San Diego City Councilman Joe LaCava, whose District 1 includes La Jolla, attended the Nov. 20 session.

“Based on knowing how driven, intellectual and caring teens in La Jolla are, I had the idea for teens to take turns presenting on a cause they care about in front of other teens and proposed this to the Teen Council at their monthly meeting in September,” said youth services librarian Katia Graham.

“From a librarian perspective, the intent is to inspire teens and the whole community. COVID cast a shadow over the last couple of years, but youth should know there is still so much light out there, so much good they can do. Pitch Your Passion shows how teens radiate light and have infinite potential to effect positive change. There is a bright world waiting.”

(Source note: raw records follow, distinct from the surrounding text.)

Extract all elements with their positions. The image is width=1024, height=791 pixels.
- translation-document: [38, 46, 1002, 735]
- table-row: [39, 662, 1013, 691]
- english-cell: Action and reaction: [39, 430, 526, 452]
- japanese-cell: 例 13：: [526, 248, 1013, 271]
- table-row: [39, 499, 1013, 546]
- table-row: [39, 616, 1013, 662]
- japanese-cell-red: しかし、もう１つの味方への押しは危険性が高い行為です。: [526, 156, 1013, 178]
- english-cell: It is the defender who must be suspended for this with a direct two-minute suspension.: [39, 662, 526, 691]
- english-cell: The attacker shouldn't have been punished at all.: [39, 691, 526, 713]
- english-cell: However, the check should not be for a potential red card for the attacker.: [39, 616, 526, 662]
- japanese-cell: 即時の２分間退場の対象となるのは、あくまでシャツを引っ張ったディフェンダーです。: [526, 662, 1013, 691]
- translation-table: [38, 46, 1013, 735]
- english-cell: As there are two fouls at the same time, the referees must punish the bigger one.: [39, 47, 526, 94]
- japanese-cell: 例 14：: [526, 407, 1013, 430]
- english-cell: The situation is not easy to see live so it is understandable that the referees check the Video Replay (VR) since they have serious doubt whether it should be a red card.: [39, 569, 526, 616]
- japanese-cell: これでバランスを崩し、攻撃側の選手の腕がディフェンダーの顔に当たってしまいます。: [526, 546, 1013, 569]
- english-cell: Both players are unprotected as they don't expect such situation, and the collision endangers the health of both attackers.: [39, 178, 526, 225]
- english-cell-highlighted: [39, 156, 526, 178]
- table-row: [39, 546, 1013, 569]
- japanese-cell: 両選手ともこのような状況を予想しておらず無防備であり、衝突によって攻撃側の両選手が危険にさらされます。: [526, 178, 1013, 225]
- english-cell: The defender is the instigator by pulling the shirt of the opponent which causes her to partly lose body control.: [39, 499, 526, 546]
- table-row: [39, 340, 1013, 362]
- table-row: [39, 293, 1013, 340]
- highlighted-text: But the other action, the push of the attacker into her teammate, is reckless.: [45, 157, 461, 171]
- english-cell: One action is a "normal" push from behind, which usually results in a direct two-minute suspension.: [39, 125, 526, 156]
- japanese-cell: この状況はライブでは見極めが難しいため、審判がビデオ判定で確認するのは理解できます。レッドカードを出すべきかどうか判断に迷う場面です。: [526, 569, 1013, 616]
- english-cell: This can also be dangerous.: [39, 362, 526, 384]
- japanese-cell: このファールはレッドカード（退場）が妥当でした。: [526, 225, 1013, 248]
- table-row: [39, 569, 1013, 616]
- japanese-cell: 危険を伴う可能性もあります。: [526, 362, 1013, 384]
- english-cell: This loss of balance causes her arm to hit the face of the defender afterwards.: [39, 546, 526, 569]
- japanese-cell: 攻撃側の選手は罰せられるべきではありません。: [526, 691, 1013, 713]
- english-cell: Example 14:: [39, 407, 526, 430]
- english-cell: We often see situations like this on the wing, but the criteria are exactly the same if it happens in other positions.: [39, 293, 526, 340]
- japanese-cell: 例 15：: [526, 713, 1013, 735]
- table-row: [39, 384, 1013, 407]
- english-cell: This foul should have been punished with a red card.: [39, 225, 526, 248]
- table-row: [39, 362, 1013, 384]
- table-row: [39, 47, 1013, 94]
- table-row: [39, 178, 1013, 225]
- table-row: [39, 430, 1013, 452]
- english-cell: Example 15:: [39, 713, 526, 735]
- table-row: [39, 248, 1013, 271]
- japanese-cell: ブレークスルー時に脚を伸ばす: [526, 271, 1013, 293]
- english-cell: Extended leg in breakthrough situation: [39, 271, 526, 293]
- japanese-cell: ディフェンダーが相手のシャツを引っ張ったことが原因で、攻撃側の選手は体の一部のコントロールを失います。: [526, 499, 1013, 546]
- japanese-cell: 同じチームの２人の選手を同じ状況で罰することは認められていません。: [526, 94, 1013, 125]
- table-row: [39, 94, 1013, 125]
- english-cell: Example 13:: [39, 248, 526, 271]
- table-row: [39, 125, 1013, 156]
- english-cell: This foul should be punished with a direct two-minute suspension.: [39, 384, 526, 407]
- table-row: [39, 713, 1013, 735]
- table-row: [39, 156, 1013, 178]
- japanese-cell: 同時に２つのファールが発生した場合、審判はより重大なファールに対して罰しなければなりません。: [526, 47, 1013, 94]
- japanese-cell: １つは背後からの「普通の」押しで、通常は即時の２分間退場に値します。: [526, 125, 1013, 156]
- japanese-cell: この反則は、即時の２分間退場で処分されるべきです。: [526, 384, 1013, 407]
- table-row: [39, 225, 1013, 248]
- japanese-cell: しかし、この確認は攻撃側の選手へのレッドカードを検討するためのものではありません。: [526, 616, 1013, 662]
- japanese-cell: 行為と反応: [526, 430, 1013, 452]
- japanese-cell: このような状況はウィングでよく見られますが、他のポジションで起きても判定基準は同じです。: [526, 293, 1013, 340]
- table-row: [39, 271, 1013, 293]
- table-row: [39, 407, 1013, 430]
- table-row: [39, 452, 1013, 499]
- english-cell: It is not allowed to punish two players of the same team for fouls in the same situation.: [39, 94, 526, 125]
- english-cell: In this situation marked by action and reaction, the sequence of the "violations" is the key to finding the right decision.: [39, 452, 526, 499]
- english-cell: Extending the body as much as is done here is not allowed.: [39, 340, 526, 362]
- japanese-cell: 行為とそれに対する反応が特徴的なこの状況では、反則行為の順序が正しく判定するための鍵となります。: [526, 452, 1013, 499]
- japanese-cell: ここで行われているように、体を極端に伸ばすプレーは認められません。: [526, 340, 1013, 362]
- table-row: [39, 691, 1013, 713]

LaCava commended the participants for their diverse ideas and interest in moving them forward. “You saw a challenge during the pandemic and rose above it to try and find a solution,” he told the teens.

Youth services librarian Katia Graham and City Councilman Joe LaCava join the participating teens at Pitch Your Passion.
Youth services librarian Katia Graham and City Councilman Joe LaCava join the participating teens at the Nov. 20 Pitch Your Passion workshop at the La Jolla/Riford Library.
(Ashley Mackin-Solomon)

On Nov. 20, the 12 voting teens ended up choosing two winning causes from seven presentations: wetland preservation, from Nicole Nunes, and transgender awareness, from Arianna Roberts. Both attend La Jolla High School.

“At Mission Bay, there is a wetland that has been cornered into the northeastern side of the bay ... it used to spread across the whole thing,” said Nicole, 16. “That’s really negatively affected our ability to take in carbon from the atmosphere. Since we emit so much carbon as an industrial society, it would be beneficial to get some of that marshland back so we can get rid of some of the artificial projects we started. If we can convert some of that area to marshland, we could potentially reverse some of our effects on the environment and bolster our natural biodiversity.”

She said she was surprised her presentation was so well-received and was grateful for the opportunity to craft a service project around it.

“I’ll say things and people tell me it’s a good idea, but then it doesn’t go anywhere. This is exciting to have an opportunity to do something with this idea,” she said.

Arianna agreed, saying, “I think there is an amazing opportunity that the library has provided us that lets us turn our ideas into something we can actually do and be really beneficial.”

She noted that the Pitch Your Passion event was held on Transgender Day of Remembrance. “There is a lot of hate in the world and a lot of it comes from a lack of education,” said Arianna, 16. “I think it’s the library’s responsibility and the citizen’s responsibility to make sure the younger generation, whose minds haven’t been clouded by hate, grows up to learn you shouldn’t hate people that aren’t like you.”

She said the transgender cause is important to her because “I have seen a lot of discrimination and hate, just casually in the world. It comes from powerful people in the world and classmates at school, who make comments and don’t realize how impactful they are. They just come from a lack of understanding of how much their statements can hurt.”

After the presentations, the teens brainstormed how to carry the causes into community service projects. Among the ideas were videos, petition drives and writing to elected officials.

Teens attending Pitch Your Passion brainstorm ways to turn causes into community service projects.
(Ashley Mackin-Solomon)

The next Pitch Your Passion is scheduled for 4 p.m. Friday, Dec. 17, at the library, 7555 Draper Ave. U.S. Rep. Scott Peters (D-La Jolla) is scheduled to attend.

Graham said she plans to invite San Diego Mayor Todd Gloria to the January program.